Rationale. A forensic report should not change based on which surface produced it. A claim package assembled in Python (batch pipeline) must match a live demo run in JavaScript (browser). Two implementations of the same specification, kept in lockstep, materially improve the engine's Daubert posture relative to a single-implementation tool.
Run npm run crossval to verify. The Python sibling is in the CPP forensic skills suite.
Rule. Every legal citation, every AACE Recommended Practice, every academic reference must be verifiable against a primary source. The CPP audit discipline (v2.5, v2.6, v2.7) maintains a forbidden-citations list of cases that have circulated in scheduling literature but do not exist:
- Emden v. Homer Holdings — does not exist.
- Leopold-Leasco v. United States — does not exist.
- J.A. Jones v. Plumbers & Pipefitters Local 598 (Wash. App. 2000) — does not exist.
Any commit that introduces these or similar fabricated citations is rejected at audit. Existing fabricated citations have been scrubbed across the entire CPP codebase (1,800+ tests green).
Rationale. A fabricated citation in an expert report destroys the expert's credibility for life. The discipline of "verify every citation against a primary source" is the price of a defensible report.
Rule. User-facing strings (HTML, DOCX, narrative output) must not contain Daubert-vulnerable language that presumes a conclusion before the analysis runs. The current blocklist:
- "fudge" (the record) — presumes intent to deceive.
- "cooked-schedule" — presumes intent to deceive.
- "deposable" — presumes a litigation strategy.
- "fabricated" / "after-the-fact" — presume a conclusion.
These phrases have been scrubbed from every user-facing string in the CPP codebase. Internal variable names and implementation-detail comments may retain technical language; the user-facing layer is clean.
Rationale. A forensic report is a correlation report, not an intent report. The engine reports what is in the data; the analyst (and ultimately the trier of fact) draws the inference about intent. Pre-loading the language with intent-presuming words is a Daubert vulnerability and a credibility failure under cross-examination.
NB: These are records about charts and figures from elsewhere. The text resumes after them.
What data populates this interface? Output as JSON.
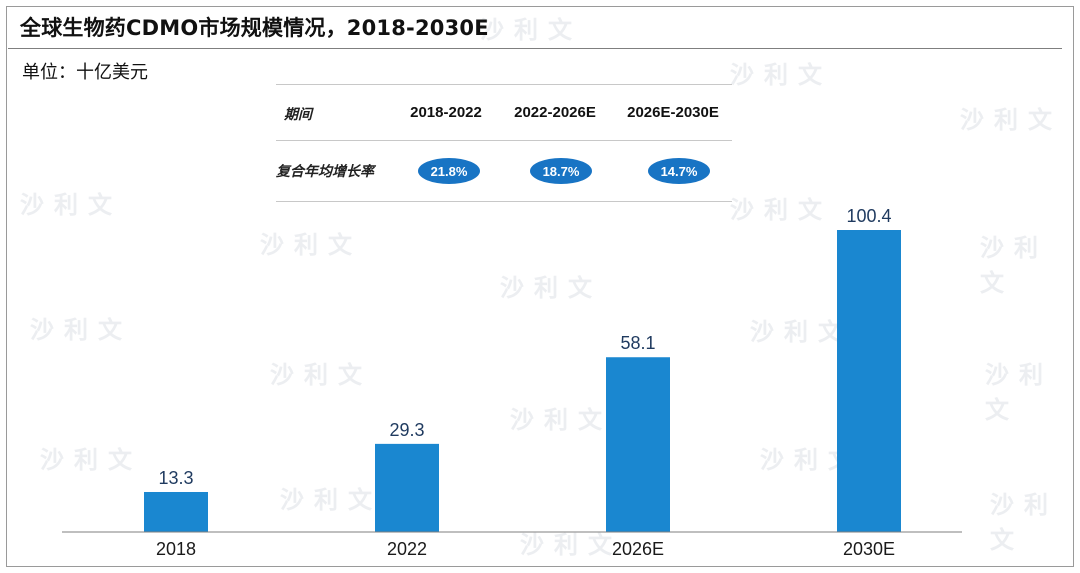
{
  "header": {
    "title": "全球生物药CDMO市场规模情况，2018-2030E",
    "unit": "单位：十亿美元"
  },
  "cagr_table": {
    "row1_label": "期间",
    "row2_label": "复合年均增长率",
    "periods": [
      "2018-2022",
      "2022-2026E",
      "2026E-2030E"
    ],
    "rates": [
      "21.8%",
      "18.7%",
      "14.7%"
    ]
  },
  "watermark": {
    "text": "沙利文"
  },
  "colors": {
    "bar": "#1a87d0",
    "pill": "#1874c4",
    "label": "#1f3a5f"
  },
  "chart_data": {
    "type": "bar",
    "categories": [
      "2018",
      "2022",
      "2026E",
      "2030E"
    ],
    "values": [
      13.3,
      29.3,
      58.1,
      100.4
    ],
    "title": "全球生物药CDMO市场规模情况，2018-2030E",
    "ylabel": "单位：十亿美元",
    "ylim": [
      0,
      100.4
    ],
    "grid": false,
    "legend": "none"
  }
}
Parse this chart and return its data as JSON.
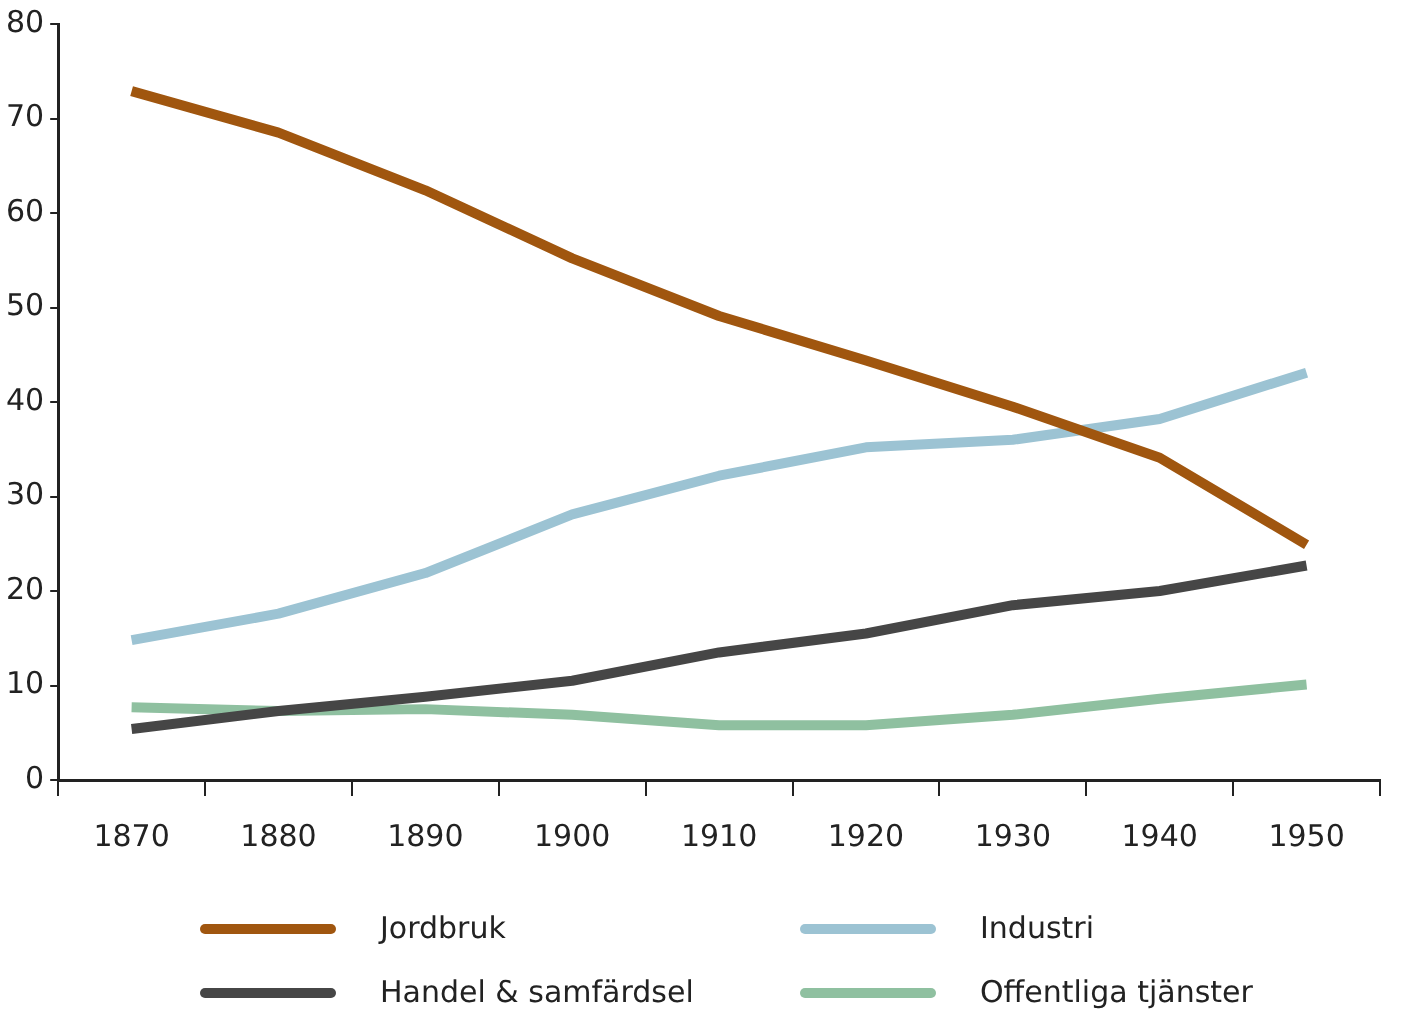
{
  "chart_data": {
    "type": "line",
    "categories": [
      "1870",
      "1880",
      "1890",
      "1900",
      "1910",
      "1920",
      "1930",
      "1940",
      "1950"
    ],
    "series": [
      {
        "name": "Jordbruk",
        "color": "#a0560f",
        "values": [
          72.9,
          68.5,
          62.4,
          55.2,
          49.1,
          44.4,
          39.5,
          34.1,
          24.9
        ]
      },
      {
        "name": "Industri",
        "color": "#9cc3d3",
        "values": [
          14.8,
          17.6,
          21.9,
          28.1,
          32.2,
          35.2,
          36,
          38.2,
          43.1
        ]
      },
      {
        "name": "Handel & samfärdsel",
        "color": "#464646",
        "values": [
          5.4,
          7.3,
          8.8,
          10.5,
          13.5,
          15.5,
          18.5,
          20,
          22.7
        ]
      },
      {
        "name": "Offentliga tjänster",
        "color": "#8fc0a0",
        "values": [
          7.7,
          7.3,
          7.5,
          6.9,
          5.8,
          5.8,
          6.9,
          8.6,
          10.1
        ]
      }
    ],
    "ylim": [
      0,
      80
    ],
    "yticks": [
      0,
      10,
      20,
      30,
      40,
      50,
      60,
      70,
      80
    ],
    "grid": false,
    "legend": "bottom",
    "marker": "none",
    "line_style": "solid"
  }
}
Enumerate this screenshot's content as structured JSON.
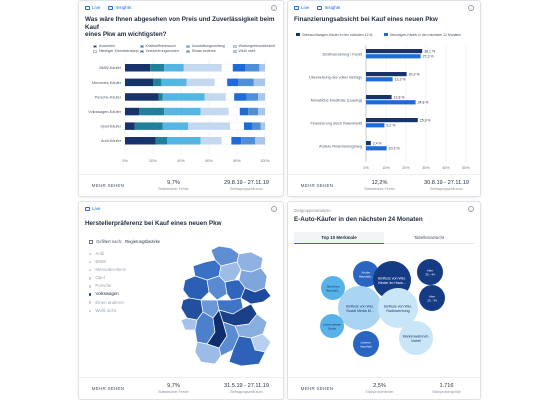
{
  "colors": {
    "navy": "#17336b",
    "teal": "#21819a",
    "sky": "#56b6e3",
    "pale_blue": "#c4d9ef",
    "white": "#ffffff",
    "royal": "#1e6bd6",
    "mid_blue": "#4f8fd8",
    "light": "#a9c6ea"
  },
  "common": {
    "live": "Live",
    "insights": "Insights",
    "more": "MEHR SEHEN",
    "info": "i"
  },
  "card_tl": {
    "title_line1": "Was wäre Ihnen abgesehen von Preis und Zuverlässigkeit beim Kauf",
    "title_line2": "eines Pkw am wichtigsten?",
    "footer": {
      "stat1_value": "9,7%",
      "stat1_label": "Statistischer Fehler",
      "stat2_value": "29.8.19 - 27.11.19",
      "stat2_label": "Befragungszeitraum"
    }
  },
  "card_tr": {
    "title": "Finanzierungsabsicht bei Kauf eines neuen Pkw",
    "footer": {
      "stat1_value": "12,2%",
      "stat1_label": "Statistischer Fehler",
      "stat2_value": "30.8.19 - 27.11.19",
      "stat2_label": "Befragungszeitraum"
    }
  },
  "card_bl": {
    "title": "Herstellerpräferenz bei Kauf eines neuen Pkw",
    "filter_label": "Gefiltert nach:",
    "filter_value": "Regierungsbezirke",
    "brands": [
      {
        "label": "Audi",
        "selected": false
      },
      {
        "label": "BMW",
        "selected": false
      },
      {
        "label": "Mercedes-Benz",
        "selected": false
      },
      {
        "label": "Opel",
        "selected": false
      },
      {
        "label": "Porsche",
        "selected": false
      },
      {
        "label": "Volkswagen",
        "selected": true
      },
      {
        "label": "Einen anderen",
        "selected": false
      },
      {
        "label": "Weiß nicht",
        "selected": false
      }
    ],
    "footer": {
      "stat1_value": "9,7%",
      "stat1_label": "Statistischer Fehler",
      "stat2_value": "31.5.19 - 27.11.19",
      "stat2_label": "Befragungszeitraum"
    }
  },
  "card_br": {
    "subhead": "Zielgruppenanalyse",
    "title": "E-Auto-Käufer in den nächsten 24 Monaten",
    "tabs": [
      "Top 10 Merkmale",
      "Tabellenansicht"
    ],
    "bubbles": [
      {
        "line1": "Kinder",
        "line2": "Haushalt...",
        "color": "#2a65c2",
        "text": "#ffffff"
      },
      {
        "line1": "Einfluss von Wer.",
        "line2": "Kinder im Haus...",
        "color": "#163b85",
        "text": "#ffffff"
      },
      {
        "line1": "Alter",
        "line2": "35 - 44",
        "color": "#163b85",
        "text": "#ffffff"
      },
      {
        "line1": "Jährliches",
        "line2": "Haushalt...",
        "color": "#58b2e8",
        "text": "#17336b"
      },
      {
        "line1": "Einfluss von Wer.",
        "line2": "Social Media M...",
        "color": "#a9d5f3",
        "text": "#17336b"
      },
      {
        "line1": "Einfluss von Wer.",
        "line2": "Radiowerbung",
        "color": "#c9e6f8",
        "text": "#17336b"
      },
      {
        "line1": "Alter",
        "line2": "25 - 34",
        "color": "#163b85",
        "text": "#ffffff"
      },
      {
        "line1": "Lebensphase",
        "line2": "Single",
        "color": "#58b2e8",
        "text": "#17336b"
      },
      {
        "line1": "Lebens-",
        "line2": "haushalt",
        "color": "#2a65c2",
        "text": "#ffffff"
      },
      {
        "line1": "Markenwahrneh.",
        "line2": "Vorteil",
        "color": "#c9e6f8",
        "text": "#17336b"
      }
    ],
    "footer": {
      "stat1_value": "2,5%",
      "stat1_label": "Stichprobenfehler",
      "stat2_value": "1.716",
      "stat2_label": "Stichprobengröße"
    }
  },
  "chart_data": [
    {
      "type": "bar",
      "orientation": "horizontal",
      "stacked": true,
      "percent_axis": true,
      "legend": [
        "Aussehen",
        "Kraftstoffverbrauch",
        "Ausstattungsumfang",
        "Wartungsfreundlichkeit",
        "Niedriger Kilometerstand",
        "Versicherungskosten",
        "Etwas anderes",
        "Weiß nicht"
      ],
      "legend_colors": [
        "#17336b",
        "#21819a",
        "#56b6e3",
        "#c4d9ef",
        "#ffffff",
        "#1e6bd6",
        "#4f8fd8",
        "#a9c6ea"
      ],
      "categories": [
        "BMW-Käufer",
        "Mercedes-Käufer",
        "Porsche-Käufer",
        "Volkswagen-Käufer",
        "Opel-Käufer",
        "Audi-Käufer"
      ],
      "series": [
        {
          "name": "Aussehen",
          "values": [
            18,
            20,
            24,
            10,
            7,
            22
          ]
        },
        {
          "name": "Kraftstoffverbrauch",
          "values": [
            10,
            6,
            3,
            18,
            20,
            8
          ]
        },
        {
          "name": "Ausstattungsumfang",
          "values": [
            14,
            18,
            30,
            26,
            18,
            24
          ]
        },
        {
          "name": "Wartungsfreundlichkeit",
          "values": [
            27,
            20,
            15,
            20,
            30,
            15
          ]
        },
        {
          "name": "Niedriger Kilometerstand",
          "values": [
            8,
            9,
            6,
            8,
            10,
            7
          ]
        },
        {
          "name": "Versicherungskosten",
          "values": [
            9,
            8,
            9,
            6,
            6,
            7
          ]
        },
        {
          "name": "Etwas anderes",
          "values": [
            10,
            11,
            8,
            7,
            6,
            10
          ]
        },
        {
          "name": "Weiß nicht",
          "values": [
            4,
            8,
            5,
            5,
            3,
            7
          ]
        }
      ],
      "x_ticks": [
        "0%",
        "20%",
        "40%",
        "60%",
        "80%",
        "100%"
      ],
      "xlim": [
        0,
        100
      ]
    },
    {
      "type": "bar",
      "orientation": "horizontal",
      "categories": [
        "Zinsfinanzierung / Kredit",
        "Überweisung des vollen Betrags",
        "Monatliche Kreditrate (Leasing)",
        "Finanzierung durch Ratenkredit",
        "Andere Finanzierungsweg"
      ],
      "series": [
        {
          "name": "Gebrauchtwagen-Käufer in den nächsten 12 M.",
          "color": "#17336b",
          "values": [
            28.1,
            20.3,
            12.8,
            25.9,
            2.4
          ]
        },
        {
          "name": "Neuwagen-Käufer in den nächsten 12 Monaten",
          "color": "#1e6bd6",
          "values": [
            27.3,
            13.3,
            24.8,
            9.2,
            10.3
          ]
        }
      ],
      "data_labels": [
        [
          "28,1 %",
          "27,3 %"
        ],
        [
          "20,3 %",
          "13,3 %"
        ],
        [
          "12,8 %",
          "24,8 %"
        ],
        [
          "25,9 %",
          "9,2 %"
        ],
        [
          "2,4 %",
          "10,3 %"
        ]
      ],
      "x_ticks": [
        "0%",
        "10%",
        "20%",
        "30%",
        "40%",
        "50%"
      ],
      "xlim": [
        0,
        50
      ]
    }
  ]
}
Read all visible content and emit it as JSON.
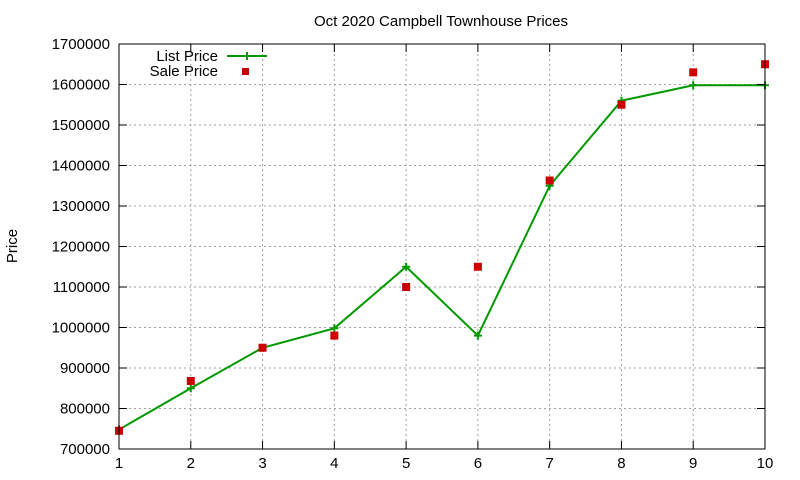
{
  "chart_data": {
    "type": "line",
    "title": "Oct 2020 Campbell Townhouse Prices",
    "xlabel": "",
    "ylabel": "Price",
    "xlim": [
      1,
      10
    ],
    "ylim": [
      700000,
      1700000
    ],
    "xticks": [
      1,
      2,
      3,
      4,
      5,
      6,
      7,
      8,
      9,
      10
    ],
    "yticks": [
      700000,
      800000,
      900000,
      1000000,
      1100000,
      1200000,
      1300000,
      1400000,
      1500000,
      1600000,
      1700000
    ],
    "xtick_labels": [
      "1",
      "2",
      "3",
      "4",
      "5",
      "6",
      "7",
      "8",
      "9",
      "10"
    ],
    "ytick_labels": [
      "700000",
      "800000",
      "900000",
      "1000000",
      "1100000",
      "1200000",
      "1300000",
      "1400000",
      "1500000",
      "1600000",
      "1700000"
    ],
    "grid": true,
    "legend_position": "top-left",
    "x": [
      1,
      2,
      3,
      4,
      5,
      6,
      7,
      8,
      9,
      10
    ],
    "series": [
      {
        "name": "List Price",
        "style": "line-with-plus-markers",
        "color": "#009900",
        "values": [
          748000,
          850000,
          950000,
          998000,
          1150000,
          980000,
          1350000,
          1560000,
          1598000,
          1598000
        ]
      },
      {
        "name": "Sale Price",
        "style": "square-markers",
        "color": "#cc0000",
        "values": [
          745000,
          868000,
          950000,
          980000,
          1100000,
          1150000,
          1363000,
          1550000,
          1630000,
          1650000
        ]
      }
    ]
  }
}
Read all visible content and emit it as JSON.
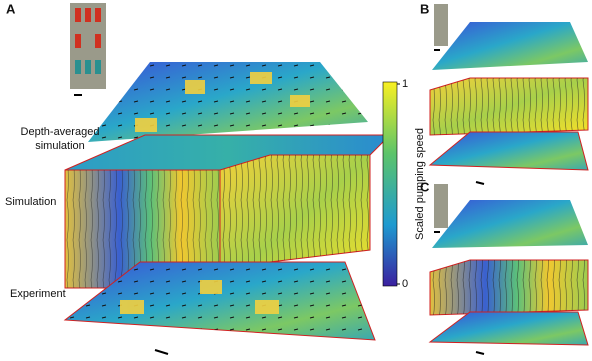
{
  "panels": [
    "A",
    "B",
    "C"
  ],
  "row_labels": {
    "depth_averaged": [
      "Depth-averaged",
      "simulation"
    ],
    "simulation": "Simulation",
    "experiment": "Experiment"
  },
  "colorbar": {
    "label": "Scaled pumping speed",
    "ticks": [
      0,
      1
    ]
  }
}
These six pillars are not novel individually. They are novel as a package, applied with discipline across an entire forensic deliverable. No commercial competitor — SmartPM, ALICE, Nodes&Links, Acumen — currently meets all six.
CPP is publishing this brief as a public methodology specification. We invite peer adoption. The combination is the moat.
If you build forensic software:
- Pin your CSS to system fonts. Strip
@import, strip CDN font references, stripfont.googleapis.com. - Hash your inputs. SHA-256 over a canonical input representation. Embed in every output manifest.
- Single-source your version. One
ENGINE_VERSIONconstant. Every output reads it. - Cross-validate. Two implementations of the same spec; bit-identical output; CI runs both.
- Verify your citations. Every legal case, every academic reference, every RP — primary source or remove.
- Audit your language. Strip intent-presuming words from user-facing strings.
The cpm-engine package is the reference implementation. Read the source, copy the patterns, ship a defensible product.